A experiência jurídica consagrou a regra de hermenêutica segundo a qual “a lei não contém frase ou palavra inútil, supérflua ou sem efeito”. Todas as palavras contidas na lei são lei, e todas têm força obrigatória. Nenhum conteúdo da norma legal pode ser esquecido, ignorado ou tido como sem efeito, sem importância ou supérfluo. A lei não contém palavras inúteis.
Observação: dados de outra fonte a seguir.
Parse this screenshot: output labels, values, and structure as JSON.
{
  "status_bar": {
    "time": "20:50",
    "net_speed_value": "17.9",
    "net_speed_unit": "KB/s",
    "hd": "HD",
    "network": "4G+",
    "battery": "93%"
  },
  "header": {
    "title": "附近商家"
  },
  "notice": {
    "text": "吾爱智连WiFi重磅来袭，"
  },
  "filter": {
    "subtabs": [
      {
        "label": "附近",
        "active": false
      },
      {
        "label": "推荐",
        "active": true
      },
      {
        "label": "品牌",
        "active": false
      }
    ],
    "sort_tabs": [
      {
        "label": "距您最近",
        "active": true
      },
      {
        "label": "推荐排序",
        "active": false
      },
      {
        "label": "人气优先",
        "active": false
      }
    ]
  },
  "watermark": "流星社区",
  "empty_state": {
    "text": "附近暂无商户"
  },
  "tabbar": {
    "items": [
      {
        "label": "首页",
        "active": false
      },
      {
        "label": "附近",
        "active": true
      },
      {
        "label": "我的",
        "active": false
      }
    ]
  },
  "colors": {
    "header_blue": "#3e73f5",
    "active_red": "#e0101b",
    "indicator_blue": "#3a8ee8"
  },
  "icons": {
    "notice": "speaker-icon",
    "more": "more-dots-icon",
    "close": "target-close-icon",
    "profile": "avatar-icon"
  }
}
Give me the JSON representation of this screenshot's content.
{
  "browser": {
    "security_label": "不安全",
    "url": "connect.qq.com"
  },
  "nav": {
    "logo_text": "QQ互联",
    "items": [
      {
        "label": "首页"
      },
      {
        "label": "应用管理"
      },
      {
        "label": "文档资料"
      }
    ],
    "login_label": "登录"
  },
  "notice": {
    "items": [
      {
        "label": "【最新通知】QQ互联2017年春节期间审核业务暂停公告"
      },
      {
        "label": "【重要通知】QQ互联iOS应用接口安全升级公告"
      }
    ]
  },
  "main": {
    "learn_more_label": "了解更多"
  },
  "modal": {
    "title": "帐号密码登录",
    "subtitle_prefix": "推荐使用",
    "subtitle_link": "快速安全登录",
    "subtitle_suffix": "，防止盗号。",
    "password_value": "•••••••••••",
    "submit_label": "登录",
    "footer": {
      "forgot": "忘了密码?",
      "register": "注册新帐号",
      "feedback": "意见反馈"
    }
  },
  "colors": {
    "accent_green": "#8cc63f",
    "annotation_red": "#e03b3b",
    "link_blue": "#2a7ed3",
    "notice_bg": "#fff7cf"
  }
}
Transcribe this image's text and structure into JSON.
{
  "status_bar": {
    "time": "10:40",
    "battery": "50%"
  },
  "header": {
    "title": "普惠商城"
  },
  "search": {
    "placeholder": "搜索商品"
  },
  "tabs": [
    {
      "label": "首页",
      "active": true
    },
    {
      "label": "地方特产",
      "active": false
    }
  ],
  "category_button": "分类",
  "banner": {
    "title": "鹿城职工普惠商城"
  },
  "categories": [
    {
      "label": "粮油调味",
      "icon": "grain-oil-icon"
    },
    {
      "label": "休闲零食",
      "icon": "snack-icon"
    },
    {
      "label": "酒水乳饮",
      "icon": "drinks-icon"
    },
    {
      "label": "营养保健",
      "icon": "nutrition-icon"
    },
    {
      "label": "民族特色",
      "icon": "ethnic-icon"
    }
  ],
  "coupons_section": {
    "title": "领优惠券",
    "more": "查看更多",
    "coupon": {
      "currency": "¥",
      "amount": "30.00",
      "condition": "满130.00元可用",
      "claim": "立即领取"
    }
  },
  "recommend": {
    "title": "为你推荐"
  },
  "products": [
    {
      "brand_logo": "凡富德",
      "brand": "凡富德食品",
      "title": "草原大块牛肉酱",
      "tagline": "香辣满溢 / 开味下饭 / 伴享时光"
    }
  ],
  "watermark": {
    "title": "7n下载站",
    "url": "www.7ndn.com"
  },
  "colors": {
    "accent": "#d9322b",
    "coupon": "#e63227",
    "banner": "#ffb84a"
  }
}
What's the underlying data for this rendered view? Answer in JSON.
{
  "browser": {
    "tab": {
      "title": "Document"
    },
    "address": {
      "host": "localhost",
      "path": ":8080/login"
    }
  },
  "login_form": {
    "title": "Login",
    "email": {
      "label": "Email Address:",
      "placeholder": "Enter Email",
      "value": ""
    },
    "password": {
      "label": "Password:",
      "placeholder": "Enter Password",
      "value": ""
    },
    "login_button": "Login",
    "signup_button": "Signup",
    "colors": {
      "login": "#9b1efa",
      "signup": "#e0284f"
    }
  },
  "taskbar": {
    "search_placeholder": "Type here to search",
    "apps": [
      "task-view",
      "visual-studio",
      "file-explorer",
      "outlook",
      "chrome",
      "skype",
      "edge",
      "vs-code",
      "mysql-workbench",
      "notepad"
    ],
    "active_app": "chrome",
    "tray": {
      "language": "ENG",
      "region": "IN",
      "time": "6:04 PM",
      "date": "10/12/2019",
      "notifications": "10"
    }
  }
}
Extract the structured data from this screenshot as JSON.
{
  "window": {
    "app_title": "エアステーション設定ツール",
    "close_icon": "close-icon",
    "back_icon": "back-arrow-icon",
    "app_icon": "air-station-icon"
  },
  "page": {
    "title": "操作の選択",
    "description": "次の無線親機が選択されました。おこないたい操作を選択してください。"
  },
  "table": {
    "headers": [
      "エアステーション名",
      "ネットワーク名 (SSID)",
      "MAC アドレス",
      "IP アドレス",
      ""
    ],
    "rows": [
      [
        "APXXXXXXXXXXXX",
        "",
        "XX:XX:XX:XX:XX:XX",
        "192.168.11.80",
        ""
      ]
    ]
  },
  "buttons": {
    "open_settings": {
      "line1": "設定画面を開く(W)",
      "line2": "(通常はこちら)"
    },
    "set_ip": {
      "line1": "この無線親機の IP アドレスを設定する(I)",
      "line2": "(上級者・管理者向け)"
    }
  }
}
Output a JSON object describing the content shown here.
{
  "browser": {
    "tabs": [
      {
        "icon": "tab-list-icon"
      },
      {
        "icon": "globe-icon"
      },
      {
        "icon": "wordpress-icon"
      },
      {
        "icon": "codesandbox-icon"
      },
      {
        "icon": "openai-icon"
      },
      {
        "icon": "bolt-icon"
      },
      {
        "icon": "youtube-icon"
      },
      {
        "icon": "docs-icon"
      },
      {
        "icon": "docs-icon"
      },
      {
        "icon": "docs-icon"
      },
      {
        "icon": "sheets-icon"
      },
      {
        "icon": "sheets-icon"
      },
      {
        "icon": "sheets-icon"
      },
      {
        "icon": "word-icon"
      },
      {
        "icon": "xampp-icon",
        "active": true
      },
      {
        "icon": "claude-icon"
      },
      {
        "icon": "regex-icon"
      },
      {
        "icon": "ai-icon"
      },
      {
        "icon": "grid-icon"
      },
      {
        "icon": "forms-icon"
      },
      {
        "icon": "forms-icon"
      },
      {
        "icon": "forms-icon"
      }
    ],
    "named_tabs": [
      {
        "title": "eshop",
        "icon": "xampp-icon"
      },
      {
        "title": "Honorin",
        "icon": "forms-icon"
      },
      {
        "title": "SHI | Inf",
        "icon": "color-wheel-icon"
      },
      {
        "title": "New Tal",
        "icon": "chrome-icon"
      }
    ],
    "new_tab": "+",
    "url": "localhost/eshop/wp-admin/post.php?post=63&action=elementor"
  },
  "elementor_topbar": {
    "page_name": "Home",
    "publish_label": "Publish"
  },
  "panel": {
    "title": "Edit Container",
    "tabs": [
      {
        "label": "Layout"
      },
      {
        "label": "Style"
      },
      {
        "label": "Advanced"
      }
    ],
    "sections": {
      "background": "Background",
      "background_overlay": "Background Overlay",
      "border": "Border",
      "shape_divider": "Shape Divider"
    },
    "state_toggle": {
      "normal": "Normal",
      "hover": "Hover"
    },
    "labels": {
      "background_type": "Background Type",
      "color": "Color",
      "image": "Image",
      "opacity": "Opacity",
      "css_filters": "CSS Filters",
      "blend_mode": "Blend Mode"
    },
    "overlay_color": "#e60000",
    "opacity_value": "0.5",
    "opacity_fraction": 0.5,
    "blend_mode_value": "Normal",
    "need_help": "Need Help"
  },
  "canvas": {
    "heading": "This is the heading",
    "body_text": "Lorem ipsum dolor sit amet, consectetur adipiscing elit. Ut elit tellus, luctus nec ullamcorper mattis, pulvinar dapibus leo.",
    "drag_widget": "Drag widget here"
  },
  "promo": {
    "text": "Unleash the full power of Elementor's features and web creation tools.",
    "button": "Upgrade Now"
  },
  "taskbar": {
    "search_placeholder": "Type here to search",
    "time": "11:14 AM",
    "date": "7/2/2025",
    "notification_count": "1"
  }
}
Como ensinava Carlos Maximiliano, “devem-se compreender as palavras (da lei) como tendo alguma eficácia”. Só é adequada a interpretação que encontrar um significado útil e efetivo para cada expressão contida na norma.
Nesse sentido, a redação do art. 4º da Lei nº 14.186/02 e do art. 4º, inciso II, § 2º do Decreto nº 5.686/02, ao mencionar a expressão “devendo a média ser apurada por meio dos pagamentos do imposto relativos àquelas operações interestaduais nos últimos 12 (doze) meses anteriores à data de entrada do projeto”, deve ser interpretada consagrando-se a regra acima explicitada, o que equivale dizer que não se deve desprezar ou substituir as expressões do texto legal, sob pena de aniquilar o sentido e o alcance das normas objetivado pelo legislador.
Considerando outra regra clássica de interpretação, “quando a lei não fez distinção o intérprete não deve fazê-la (ubi lex non distinguit nec nos distinguere debemus)”, não deve o exegeta criar, na interpretação, distinções que não figuram na lei. Essa regra adverte para a aplicação geral, sem exceções, da regra cujo sentido é geral, e para a qual o legislador não previu exceções. Distinguir, nesse tema, quer dizer excepcionar, tratar de forma dessemelhante, tratar como exceção. E a regra indica que não se presumem exceções. As exceções a uma regra geral devem estar previstas na lei, embora não se ignore que não precisam estar previstas na mesma lei, que podem estar previstas de forma implícita, ou que podem decorrer da interpretação sistemática da mesma ou de outras normas.
Assim sendo, quando o legislador criou a regra da média de recolhimento mensal do ICMS para as empresas já instaladas no Estado de Goiás, indubitavelmente ele pretendia assegurar o recolhimento do imposto que a empresa já realizava sobre as operações interestaduais, com mercadorias ou bens importados diretamente pela importadora e exportadora, restando inequívoco o objetivo de incentivar apenas o incremento da atividade de comércio exterior. Não obstante a finalidade clara de não dispensar tributo já auferido, dado como certo para os casos de empresas já em atividade no Estado, o legislador não cuidou das situações de empresas sem recolhimento mensal relativamente às operações interestaduais, como o caso da consulente.
Diante dessa situação, não cabe ao intérprete conferir ao texto legal interpretação que objetive abarcar uma situação não prevista no ordenamento, como no caso em comento.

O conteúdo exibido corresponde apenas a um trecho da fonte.